Picture Lady talks through onion cud. “I need ’em to cover up the clocks.”
“We don’t have your pictures today, I’m afraid. Maybe tomorrow you’ll come across them. Have you looked around Shinobazu Pond?”
Picture Lady scowls. “What would my pictures be doing there?”
Mrs. Sasaki shrugs. “Who knows? It’s a cool spot on a hot day.”
She nods. “Who knows . . .”
I watch her wander away. “Is she a regular customer?”
Mrs. Sasaki straightens up the desk. “We’re a part of her schedule. It costs nothing to be civil to her. Did you work out what her ‘pictures’ are?”
“Some sort of family albums, I figured?”
“I took her literally at first, too.” Mrs. Sasaki speaks carefully, the way she does. “But I think she’s talking about her memories.” We watch her disappear in the shimmer. Cicadas wind up and wind down.
The moon has moved. Anju sips her tea, calm again. I am between sleeping and waking. I am doing my best to remember our mother’s face. I think I remember a perfume she wore, but I cannot be sure. Remembering her voice is easier. I feel Anju settle inside my sleeping curl. She is still thinking. “The last time we saw her was at Uncle Yen’s in Kagoshima. The last time we left Yakushima.”
“The secret beach birthday. Two years ago?”
“Three. Two years ago was the rubber dinghy birthday.”
“She left suddenly. She was staying all week, then she just wasn’t there.”
“Want to know a secret?”
/> I am awake again. “A real one?”
“’Course it’s a real one. I’m not a little kid.”
“Go on, then.”
“Wheatie told me never to tell anyone, not even you.”
“What about?”
“When she left that day. Mom, I mean.”
“You kept a secret for three years? I thought she left because she was ill.”

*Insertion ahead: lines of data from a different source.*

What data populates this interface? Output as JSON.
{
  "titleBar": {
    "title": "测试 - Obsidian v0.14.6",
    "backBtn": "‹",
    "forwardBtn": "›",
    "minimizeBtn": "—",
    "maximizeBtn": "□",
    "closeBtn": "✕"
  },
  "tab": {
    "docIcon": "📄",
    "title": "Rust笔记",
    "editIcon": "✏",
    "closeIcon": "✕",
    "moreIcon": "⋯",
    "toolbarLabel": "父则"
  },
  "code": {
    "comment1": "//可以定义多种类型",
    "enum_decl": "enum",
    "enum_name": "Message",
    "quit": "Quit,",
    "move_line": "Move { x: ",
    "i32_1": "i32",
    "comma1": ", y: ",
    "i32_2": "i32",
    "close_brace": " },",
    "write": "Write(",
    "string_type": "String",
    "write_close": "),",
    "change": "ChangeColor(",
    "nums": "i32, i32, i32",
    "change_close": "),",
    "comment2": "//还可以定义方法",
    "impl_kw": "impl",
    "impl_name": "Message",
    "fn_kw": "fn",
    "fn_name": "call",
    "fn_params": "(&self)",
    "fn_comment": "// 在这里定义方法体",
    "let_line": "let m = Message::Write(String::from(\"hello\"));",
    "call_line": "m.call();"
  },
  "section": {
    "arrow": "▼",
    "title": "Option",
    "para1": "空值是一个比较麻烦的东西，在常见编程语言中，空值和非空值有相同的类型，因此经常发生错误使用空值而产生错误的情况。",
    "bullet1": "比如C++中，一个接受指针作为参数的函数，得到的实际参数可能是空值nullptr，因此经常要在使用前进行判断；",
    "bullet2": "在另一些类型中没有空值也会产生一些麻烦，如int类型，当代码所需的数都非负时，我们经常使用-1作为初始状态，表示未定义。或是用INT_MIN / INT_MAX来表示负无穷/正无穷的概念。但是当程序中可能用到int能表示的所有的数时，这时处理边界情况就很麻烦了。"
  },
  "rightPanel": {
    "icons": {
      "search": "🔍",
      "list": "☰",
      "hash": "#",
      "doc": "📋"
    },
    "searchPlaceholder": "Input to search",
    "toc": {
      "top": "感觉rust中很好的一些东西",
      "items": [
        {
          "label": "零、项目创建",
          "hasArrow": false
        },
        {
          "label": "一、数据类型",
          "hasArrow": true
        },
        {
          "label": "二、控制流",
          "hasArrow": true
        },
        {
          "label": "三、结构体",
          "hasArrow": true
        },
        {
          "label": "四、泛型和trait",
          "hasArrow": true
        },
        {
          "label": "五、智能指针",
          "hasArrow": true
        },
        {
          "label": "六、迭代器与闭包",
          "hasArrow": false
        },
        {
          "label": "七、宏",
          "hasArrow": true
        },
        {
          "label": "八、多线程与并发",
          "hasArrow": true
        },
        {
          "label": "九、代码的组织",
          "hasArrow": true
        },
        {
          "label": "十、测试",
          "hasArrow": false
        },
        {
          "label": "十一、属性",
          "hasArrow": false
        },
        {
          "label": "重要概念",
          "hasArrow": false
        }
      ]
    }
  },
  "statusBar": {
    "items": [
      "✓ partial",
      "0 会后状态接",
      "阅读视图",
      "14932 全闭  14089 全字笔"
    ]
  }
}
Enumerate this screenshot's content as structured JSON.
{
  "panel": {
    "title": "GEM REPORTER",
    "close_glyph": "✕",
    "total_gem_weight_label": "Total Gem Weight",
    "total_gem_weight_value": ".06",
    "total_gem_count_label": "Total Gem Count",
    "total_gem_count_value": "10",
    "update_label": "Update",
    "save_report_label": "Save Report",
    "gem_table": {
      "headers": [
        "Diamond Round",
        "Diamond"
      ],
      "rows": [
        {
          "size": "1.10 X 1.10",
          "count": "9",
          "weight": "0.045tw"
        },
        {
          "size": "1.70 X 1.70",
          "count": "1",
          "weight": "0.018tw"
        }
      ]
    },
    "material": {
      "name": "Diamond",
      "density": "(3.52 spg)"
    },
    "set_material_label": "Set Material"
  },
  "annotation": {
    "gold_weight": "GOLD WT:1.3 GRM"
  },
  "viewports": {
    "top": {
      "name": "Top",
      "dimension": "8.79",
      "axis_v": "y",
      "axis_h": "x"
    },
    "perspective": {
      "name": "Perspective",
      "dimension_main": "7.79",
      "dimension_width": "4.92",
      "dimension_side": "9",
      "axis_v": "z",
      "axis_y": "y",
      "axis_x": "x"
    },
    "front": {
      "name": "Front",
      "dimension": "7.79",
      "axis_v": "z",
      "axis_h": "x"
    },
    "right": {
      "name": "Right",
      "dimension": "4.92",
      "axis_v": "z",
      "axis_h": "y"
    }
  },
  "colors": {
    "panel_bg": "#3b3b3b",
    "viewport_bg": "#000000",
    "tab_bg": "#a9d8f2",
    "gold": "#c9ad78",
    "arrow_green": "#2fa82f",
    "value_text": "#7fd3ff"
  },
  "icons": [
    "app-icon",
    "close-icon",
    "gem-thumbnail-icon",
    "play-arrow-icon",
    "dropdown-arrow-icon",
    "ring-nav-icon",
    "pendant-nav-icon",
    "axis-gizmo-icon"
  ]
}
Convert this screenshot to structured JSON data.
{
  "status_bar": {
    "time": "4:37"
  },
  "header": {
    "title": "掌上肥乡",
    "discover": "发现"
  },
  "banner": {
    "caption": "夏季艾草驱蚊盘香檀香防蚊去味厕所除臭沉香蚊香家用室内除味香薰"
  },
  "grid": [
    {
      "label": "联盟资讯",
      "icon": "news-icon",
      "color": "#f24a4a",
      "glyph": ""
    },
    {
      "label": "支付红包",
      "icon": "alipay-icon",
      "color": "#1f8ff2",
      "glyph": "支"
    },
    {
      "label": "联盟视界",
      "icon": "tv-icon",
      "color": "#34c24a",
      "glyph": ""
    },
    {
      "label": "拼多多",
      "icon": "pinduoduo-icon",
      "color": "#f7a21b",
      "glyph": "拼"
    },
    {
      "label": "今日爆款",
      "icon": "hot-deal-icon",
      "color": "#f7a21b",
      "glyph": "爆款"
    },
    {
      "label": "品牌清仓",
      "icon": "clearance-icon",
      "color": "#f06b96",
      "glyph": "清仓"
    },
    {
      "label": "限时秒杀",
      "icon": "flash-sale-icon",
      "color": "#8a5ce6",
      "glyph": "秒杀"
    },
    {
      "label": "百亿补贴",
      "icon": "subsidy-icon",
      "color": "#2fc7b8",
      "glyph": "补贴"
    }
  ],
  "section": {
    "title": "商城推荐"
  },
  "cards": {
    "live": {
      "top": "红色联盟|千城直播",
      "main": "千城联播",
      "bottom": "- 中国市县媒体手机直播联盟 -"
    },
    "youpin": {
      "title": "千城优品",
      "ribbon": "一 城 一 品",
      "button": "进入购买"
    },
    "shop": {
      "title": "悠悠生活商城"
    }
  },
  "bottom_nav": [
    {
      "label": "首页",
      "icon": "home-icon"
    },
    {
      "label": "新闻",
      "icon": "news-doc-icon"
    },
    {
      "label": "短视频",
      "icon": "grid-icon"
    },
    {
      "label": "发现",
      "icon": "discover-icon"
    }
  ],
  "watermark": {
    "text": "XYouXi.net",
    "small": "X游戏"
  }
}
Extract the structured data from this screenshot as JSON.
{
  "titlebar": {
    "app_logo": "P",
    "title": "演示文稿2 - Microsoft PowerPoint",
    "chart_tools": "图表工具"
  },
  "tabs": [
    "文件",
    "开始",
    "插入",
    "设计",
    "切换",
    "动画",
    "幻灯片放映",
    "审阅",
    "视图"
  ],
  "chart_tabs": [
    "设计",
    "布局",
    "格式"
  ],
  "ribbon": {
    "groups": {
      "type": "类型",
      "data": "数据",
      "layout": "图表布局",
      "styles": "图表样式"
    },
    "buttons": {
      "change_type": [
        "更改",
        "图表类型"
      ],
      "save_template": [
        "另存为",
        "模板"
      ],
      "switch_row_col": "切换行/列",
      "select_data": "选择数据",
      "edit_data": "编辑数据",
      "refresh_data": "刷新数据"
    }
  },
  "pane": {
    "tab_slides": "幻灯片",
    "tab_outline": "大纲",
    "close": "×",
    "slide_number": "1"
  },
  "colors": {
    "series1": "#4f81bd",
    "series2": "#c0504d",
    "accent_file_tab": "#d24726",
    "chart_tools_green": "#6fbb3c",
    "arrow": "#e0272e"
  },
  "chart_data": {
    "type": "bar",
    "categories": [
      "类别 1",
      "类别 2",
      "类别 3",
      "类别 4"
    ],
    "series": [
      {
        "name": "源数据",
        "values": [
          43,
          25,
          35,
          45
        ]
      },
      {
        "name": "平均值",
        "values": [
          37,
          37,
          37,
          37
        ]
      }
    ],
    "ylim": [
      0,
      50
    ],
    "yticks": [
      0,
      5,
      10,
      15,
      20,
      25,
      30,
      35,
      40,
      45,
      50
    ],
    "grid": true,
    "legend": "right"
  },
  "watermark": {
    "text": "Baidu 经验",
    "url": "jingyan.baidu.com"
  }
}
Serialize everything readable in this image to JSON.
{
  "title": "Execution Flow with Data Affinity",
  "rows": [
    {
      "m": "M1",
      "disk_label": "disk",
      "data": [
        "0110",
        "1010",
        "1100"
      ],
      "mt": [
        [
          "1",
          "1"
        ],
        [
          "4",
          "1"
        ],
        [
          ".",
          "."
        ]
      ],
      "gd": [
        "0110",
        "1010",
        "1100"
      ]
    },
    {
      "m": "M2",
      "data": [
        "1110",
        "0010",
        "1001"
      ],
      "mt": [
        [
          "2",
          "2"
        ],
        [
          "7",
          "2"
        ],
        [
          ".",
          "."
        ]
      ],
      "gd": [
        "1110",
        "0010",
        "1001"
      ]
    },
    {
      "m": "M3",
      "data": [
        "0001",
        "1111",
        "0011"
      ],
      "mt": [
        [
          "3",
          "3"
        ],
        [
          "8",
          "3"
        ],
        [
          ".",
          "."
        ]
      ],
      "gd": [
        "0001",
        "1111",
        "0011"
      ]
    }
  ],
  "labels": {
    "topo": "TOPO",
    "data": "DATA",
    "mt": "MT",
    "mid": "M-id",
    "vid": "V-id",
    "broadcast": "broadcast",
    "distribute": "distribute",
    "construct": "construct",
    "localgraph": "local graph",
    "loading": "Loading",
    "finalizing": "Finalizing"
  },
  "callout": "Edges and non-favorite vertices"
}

Anju yawns, indifferent to what I think or thought.
“Tell me.”
“I was sick that day. You were at soccer practice. I was doing homework on the downstairs table. Mom started making tempura.” Anju’s voice has gone sort of limp. I prefer it when she blubbers. “She dipped weird stuff into the batter.”
“What weird stuff?”
“Stuff you can’t eat. Her watch, a candle, a tea bag, a lightbulb. The lightbulb popped when she put it in the oil and she laughed funny. Her ring. Then she arranged everything on a dish with shiso leaves and put it in front of me.”
“What did you say?”
“Nothing.”
“What did she say?”
“She said she was playing. I said, ‘You’ve been drinking.’ She said, ‘It’s all Yakushima’s fault.’ I asked her why she couldn’t play without drinking. She asked me why I didn’t like her cooking. She said to eat my dinner up like a good girl. I said, ‘I can’t eat those things.’ So she got angry. You remember how she got on her visits sometimes?”